Companies like OpenAI and Midjourney build chatbots, image generators, and other AI tools that work in the digital world.
Now, a start-up founded by three former OpenAI researchers is using the technology development methods behind chatbots to create AI technology that can navigate the physical world.
Covariant, an Emeryville, California-based robotics company, creates ways for robots to pick, move and sort items as they move through warehouses and distribution centers. Its goal is to help robots understand what is happening around them and decide what to do next.
The technology also gives the bots a broad understanding of the English language, allowing people to chat with them as if they were chatting with ChatGPT.
The technology, still under development, is not perfect. But it’s a clear sign that the AI systems that drive online chatbots and image generators will also power machines in warehouses, on roads and in homes.
Like chatbots and image generators, this robotics technology learns its skills by analyzing vast amounts of digital data. This means engineers can improve the technology by feeding it more and more data.
Covariant, backed by $222 million in funding, doesn’t make robots. It makes the software that powers the robots. The company aims to develop its new technology with warehouse robots, providing a roadmap for others to do the same in manufacturing plants and perhaps even on roads with driverless cars.
The artificial intelligence systems that drive chatbots and image generators are called neural networks, named after the tissue of neurons in the brain.
By spotting patterns in vast amounts of data, these systems can learn to recognize words, sounds and images — or even create them themselves. This is how OpenAI built ChatGPT, giving it the power to instantly answer questions, write term papers and create computer programs. He learned these skills from text collected from all over the internet. (Several media outlets, including the New York Times, have sued OpenAI for copyright infringement.)
Companies are now building systems that can learn from different kinds of data simultaneously. For example, by analyzing a collection of photos and the captions that describe those photos, a system can understand the relationships between the two. He may learn that the word “banana” describes a curved yellow fruit.
OpenAI used this system to create Sora, its new video generator. By analyzing thousands of subtitled videos, the system learned to create videos when given a brief description of a scene, such as “a beautifully rendered papier-mâché world of a coral reef, full of colorful fish and sea creatures.”

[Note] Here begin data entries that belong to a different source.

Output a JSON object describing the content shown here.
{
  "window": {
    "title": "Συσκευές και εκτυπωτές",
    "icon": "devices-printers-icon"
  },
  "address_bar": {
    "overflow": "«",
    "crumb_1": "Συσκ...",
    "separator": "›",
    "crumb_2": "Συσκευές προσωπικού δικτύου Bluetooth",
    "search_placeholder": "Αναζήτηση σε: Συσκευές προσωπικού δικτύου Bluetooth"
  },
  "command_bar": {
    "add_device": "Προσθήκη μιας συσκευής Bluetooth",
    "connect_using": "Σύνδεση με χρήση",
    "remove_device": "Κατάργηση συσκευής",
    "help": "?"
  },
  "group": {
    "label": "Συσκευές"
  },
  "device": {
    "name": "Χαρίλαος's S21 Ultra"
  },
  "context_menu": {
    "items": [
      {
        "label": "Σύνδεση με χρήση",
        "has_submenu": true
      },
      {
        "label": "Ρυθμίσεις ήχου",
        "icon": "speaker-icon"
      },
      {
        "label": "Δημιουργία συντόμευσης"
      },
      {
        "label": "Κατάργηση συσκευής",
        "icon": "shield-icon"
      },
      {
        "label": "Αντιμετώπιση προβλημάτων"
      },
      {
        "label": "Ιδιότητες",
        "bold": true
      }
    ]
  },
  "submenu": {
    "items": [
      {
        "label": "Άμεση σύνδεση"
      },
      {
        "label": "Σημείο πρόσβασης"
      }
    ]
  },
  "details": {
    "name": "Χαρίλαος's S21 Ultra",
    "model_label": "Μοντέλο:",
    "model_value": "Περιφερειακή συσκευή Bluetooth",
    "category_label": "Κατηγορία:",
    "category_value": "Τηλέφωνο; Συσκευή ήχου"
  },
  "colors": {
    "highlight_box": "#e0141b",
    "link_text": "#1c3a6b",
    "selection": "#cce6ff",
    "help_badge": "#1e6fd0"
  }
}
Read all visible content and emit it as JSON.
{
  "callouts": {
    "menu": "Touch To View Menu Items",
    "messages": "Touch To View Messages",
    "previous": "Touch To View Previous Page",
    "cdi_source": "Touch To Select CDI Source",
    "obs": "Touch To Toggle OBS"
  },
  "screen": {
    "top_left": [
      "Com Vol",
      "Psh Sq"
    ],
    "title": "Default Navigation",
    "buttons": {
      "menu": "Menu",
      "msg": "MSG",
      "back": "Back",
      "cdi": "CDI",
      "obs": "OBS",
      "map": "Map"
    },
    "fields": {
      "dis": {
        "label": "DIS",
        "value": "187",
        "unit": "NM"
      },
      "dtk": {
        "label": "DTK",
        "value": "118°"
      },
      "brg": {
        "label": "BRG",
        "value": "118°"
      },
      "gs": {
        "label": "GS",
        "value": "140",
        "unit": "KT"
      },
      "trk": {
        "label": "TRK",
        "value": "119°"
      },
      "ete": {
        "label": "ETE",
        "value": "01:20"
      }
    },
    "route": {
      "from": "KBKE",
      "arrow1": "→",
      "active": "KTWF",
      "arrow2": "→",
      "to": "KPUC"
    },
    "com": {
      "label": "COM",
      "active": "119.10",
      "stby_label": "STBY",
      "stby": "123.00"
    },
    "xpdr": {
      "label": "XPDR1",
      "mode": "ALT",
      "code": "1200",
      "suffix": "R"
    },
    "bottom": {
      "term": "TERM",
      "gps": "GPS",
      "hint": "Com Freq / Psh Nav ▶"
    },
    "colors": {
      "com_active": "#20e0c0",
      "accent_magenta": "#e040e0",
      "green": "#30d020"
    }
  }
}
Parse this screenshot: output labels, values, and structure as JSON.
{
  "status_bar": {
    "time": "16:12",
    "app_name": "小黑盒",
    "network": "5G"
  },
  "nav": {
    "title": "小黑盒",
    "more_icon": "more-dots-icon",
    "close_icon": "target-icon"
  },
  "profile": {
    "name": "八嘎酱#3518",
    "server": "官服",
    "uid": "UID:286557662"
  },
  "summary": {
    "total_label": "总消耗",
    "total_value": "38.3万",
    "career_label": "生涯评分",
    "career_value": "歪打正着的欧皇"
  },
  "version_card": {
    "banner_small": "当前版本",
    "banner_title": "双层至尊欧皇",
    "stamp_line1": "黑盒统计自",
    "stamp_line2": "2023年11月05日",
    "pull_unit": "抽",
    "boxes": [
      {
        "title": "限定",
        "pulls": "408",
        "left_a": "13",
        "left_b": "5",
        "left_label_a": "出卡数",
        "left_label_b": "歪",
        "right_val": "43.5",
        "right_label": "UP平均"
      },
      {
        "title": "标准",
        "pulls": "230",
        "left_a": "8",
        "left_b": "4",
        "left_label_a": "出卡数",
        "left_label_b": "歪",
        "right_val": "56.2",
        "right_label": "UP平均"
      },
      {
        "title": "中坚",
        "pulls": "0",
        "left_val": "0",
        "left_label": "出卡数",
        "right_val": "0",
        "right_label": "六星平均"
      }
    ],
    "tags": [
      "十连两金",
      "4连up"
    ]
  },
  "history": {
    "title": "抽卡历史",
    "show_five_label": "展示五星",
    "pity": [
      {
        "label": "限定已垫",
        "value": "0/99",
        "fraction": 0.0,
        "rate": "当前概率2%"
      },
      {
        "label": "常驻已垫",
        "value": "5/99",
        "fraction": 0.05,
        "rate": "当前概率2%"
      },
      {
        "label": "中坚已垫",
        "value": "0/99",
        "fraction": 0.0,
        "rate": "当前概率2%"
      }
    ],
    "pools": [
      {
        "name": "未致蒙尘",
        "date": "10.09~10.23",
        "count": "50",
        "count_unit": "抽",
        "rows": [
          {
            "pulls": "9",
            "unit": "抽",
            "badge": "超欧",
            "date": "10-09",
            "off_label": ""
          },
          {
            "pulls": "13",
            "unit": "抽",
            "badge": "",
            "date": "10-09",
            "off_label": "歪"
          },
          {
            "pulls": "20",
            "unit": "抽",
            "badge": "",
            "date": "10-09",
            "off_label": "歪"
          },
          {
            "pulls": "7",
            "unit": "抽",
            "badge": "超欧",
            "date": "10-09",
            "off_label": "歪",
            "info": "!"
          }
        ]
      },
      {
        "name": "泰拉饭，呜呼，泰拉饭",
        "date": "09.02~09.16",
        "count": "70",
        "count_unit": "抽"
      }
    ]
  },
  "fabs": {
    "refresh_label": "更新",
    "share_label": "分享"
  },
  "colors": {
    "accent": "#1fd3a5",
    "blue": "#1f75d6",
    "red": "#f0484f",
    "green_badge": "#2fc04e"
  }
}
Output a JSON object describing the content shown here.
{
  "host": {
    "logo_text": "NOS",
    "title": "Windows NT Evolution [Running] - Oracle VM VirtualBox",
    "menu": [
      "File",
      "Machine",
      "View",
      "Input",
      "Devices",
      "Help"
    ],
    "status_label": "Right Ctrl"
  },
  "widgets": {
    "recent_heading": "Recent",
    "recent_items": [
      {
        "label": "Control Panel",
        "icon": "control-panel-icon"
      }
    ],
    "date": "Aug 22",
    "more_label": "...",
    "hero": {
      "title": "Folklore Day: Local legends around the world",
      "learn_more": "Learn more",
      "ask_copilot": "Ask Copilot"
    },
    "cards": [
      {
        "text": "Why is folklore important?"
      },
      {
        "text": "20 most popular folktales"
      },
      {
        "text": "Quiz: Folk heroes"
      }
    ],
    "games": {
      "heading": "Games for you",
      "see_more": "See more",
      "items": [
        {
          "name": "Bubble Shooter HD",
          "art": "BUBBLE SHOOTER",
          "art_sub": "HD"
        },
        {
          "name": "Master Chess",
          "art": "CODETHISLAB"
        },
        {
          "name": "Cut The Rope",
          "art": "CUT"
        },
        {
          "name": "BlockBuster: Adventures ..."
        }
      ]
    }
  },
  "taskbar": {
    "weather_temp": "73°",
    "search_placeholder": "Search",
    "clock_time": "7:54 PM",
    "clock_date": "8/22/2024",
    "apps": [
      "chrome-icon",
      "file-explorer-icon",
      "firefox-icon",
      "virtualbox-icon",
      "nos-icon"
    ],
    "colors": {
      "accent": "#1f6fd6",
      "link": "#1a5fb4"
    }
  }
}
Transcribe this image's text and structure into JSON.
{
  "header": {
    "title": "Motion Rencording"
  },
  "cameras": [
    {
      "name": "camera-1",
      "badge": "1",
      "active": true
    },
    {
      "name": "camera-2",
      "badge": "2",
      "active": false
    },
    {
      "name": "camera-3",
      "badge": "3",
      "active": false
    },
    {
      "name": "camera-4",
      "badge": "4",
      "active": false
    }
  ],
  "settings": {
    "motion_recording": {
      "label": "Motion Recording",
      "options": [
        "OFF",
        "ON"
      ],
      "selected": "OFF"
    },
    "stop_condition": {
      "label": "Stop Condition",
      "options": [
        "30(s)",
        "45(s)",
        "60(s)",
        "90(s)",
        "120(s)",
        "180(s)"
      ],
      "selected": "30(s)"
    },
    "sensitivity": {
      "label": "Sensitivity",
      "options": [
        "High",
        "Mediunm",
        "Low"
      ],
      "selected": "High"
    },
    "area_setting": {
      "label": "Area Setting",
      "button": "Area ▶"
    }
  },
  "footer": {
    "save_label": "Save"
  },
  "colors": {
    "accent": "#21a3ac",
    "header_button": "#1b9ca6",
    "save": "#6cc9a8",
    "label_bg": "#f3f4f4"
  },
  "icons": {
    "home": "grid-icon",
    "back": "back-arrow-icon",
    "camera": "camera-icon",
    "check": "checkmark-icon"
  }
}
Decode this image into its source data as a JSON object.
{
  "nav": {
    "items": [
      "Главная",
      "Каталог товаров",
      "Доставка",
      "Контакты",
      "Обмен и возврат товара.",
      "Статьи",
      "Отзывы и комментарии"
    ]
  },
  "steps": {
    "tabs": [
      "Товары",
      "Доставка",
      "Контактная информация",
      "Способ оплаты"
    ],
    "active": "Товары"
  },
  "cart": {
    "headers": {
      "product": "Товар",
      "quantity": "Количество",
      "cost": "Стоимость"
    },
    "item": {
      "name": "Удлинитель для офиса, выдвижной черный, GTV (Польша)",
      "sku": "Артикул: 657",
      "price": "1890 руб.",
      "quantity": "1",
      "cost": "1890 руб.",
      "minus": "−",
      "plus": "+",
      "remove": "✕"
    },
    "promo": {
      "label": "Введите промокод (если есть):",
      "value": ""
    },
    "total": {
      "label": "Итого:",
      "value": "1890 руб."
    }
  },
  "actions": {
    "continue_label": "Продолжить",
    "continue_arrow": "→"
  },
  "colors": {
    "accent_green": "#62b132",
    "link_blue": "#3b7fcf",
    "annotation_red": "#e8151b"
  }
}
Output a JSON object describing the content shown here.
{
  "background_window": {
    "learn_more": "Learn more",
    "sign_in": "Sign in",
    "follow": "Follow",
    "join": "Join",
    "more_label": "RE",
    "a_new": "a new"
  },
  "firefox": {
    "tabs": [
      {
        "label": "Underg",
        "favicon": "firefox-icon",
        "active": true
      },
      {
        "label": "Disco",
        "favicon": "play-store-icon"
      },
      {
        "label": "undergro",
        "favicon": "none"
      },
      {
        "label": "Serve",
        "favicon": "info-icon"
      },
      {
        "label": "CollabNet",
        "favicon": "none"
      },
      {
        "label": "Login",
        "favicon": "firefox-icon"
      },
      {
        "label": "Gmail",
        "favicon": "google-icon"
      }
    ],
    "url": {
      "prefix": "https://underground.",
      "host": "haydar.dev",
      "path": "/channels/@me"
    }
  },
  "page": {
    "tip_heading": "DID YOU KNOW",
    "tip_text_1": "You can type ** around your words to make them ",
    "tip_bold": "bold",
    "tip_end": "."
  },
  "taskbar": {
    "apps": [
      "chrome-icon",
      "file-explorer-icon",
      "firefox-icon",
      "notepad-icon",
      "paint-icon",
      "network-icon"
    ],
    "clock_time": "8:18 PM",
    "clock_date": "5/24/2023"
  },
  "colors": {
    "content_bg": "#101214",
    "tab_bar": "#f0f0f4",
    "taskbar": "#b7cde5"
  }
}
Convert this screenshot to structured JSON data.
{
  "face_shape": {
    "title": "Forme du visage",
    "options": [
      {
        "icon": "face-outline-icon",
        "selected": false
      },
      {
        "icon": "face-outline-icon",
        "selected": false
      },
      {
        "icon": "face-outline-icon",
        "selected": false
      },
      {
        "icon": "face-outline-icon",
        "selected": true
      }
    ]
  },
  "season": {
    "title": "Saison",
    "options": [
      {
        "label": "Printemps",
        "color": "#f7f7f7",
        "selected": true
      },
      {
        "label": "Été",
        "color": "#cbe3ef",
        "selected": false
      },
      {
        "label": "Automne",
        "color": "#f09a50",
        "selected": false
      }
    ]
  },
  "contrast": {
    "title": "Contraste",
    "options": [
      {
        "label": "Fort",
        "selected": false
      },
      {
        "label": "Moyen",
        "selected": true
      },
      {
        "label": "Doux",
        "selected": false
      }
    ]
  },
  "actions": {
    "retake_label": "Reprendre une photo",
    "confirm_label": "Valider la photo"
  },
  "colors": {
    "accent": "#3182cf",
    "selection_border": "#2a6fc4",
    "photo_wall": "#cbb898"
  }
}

Covariant, founded by Pieter Abbeel, a professor at the University of California, Berkeley, and three of his former students, Peter Chen, Rocky Duan and Tianhao Zhang, used similar techniques in building a system that drives warehouse robots.
The company helps operate sorting robots in warehouses around the world. He has spent years collecting data — from cameras and other sensors — that show how these robots work.
“It captures all kinds of data that matter to robots – that can help them understand the physical world and interact with it,” Dr. Chen said.
By combining this data with the vast amounts of text used to train chatbots like ChatGPT, the company has built AI technology that gives its bots a much broader understanding of the world around them.
After spotting patterns in this stew of images, sensory data and text, the technology gives a robot the power to handle unexpected situations in the physical world. The robot knows how to pick a banana, even if it has never seen a banana before.
It can also respond in plain English, like a chatbot. If you tell him to “pick up a banana”, he knows what that means. If you tell him to “take a yellow fruit”, he understands that too.
It can even create videos that predict what is likely to happen as it tries to get a banana. These videos have no practical use in a warehouse, but show the robot’s understanding of what’s around it.
“If it can predict the next frames in a video, it can identify the right strategy to follow,” said Dr. Abbeel.
The technology, called RFM, for robotics fundamental model, makes mistakes, just like chatbots do. Although it often understands what people are asking of it, there’s always a chance it won’t. Drops items from time to time.
Gary Marcus, an AI entrepreneur and professor emeritus of psychology and neural science at New York University, said the technology could be useful in warehouses and other situations where mistakes are acceptable. However, he said it would be more difficult and more dangerous to deploy in manufacturing plants and other potentially dangerous situations.
“That depends on the cost of error,” he said. “If you have a 150-pound robot that can do something harmful, that cost can be high.”
As companies train this kind of system on increasingly large and diverse data collections, the researchers believe it will improve rapidly.
This is very different from the way robots have worked in the past. Typically, engineers programmed the robots to perform the same exact motion over and over again—such as lifting a box of a certain size or attaching a rivet to a specific spot on the rear bumper of a car. But robots could not deal with unexpected or random situations.
By learning from digital data—hundreds of thousands of examples of what happens in the physical world—robots can begin to handle the unexpected. And when these examples are combined with language, bots can also respond to text and voice suggestions, just as a chatbot would.
This means that like chatbots and image generators, bots will become more agile.
“Whatever exists in digital data can be transferred to the real world,” said Dr. Chen.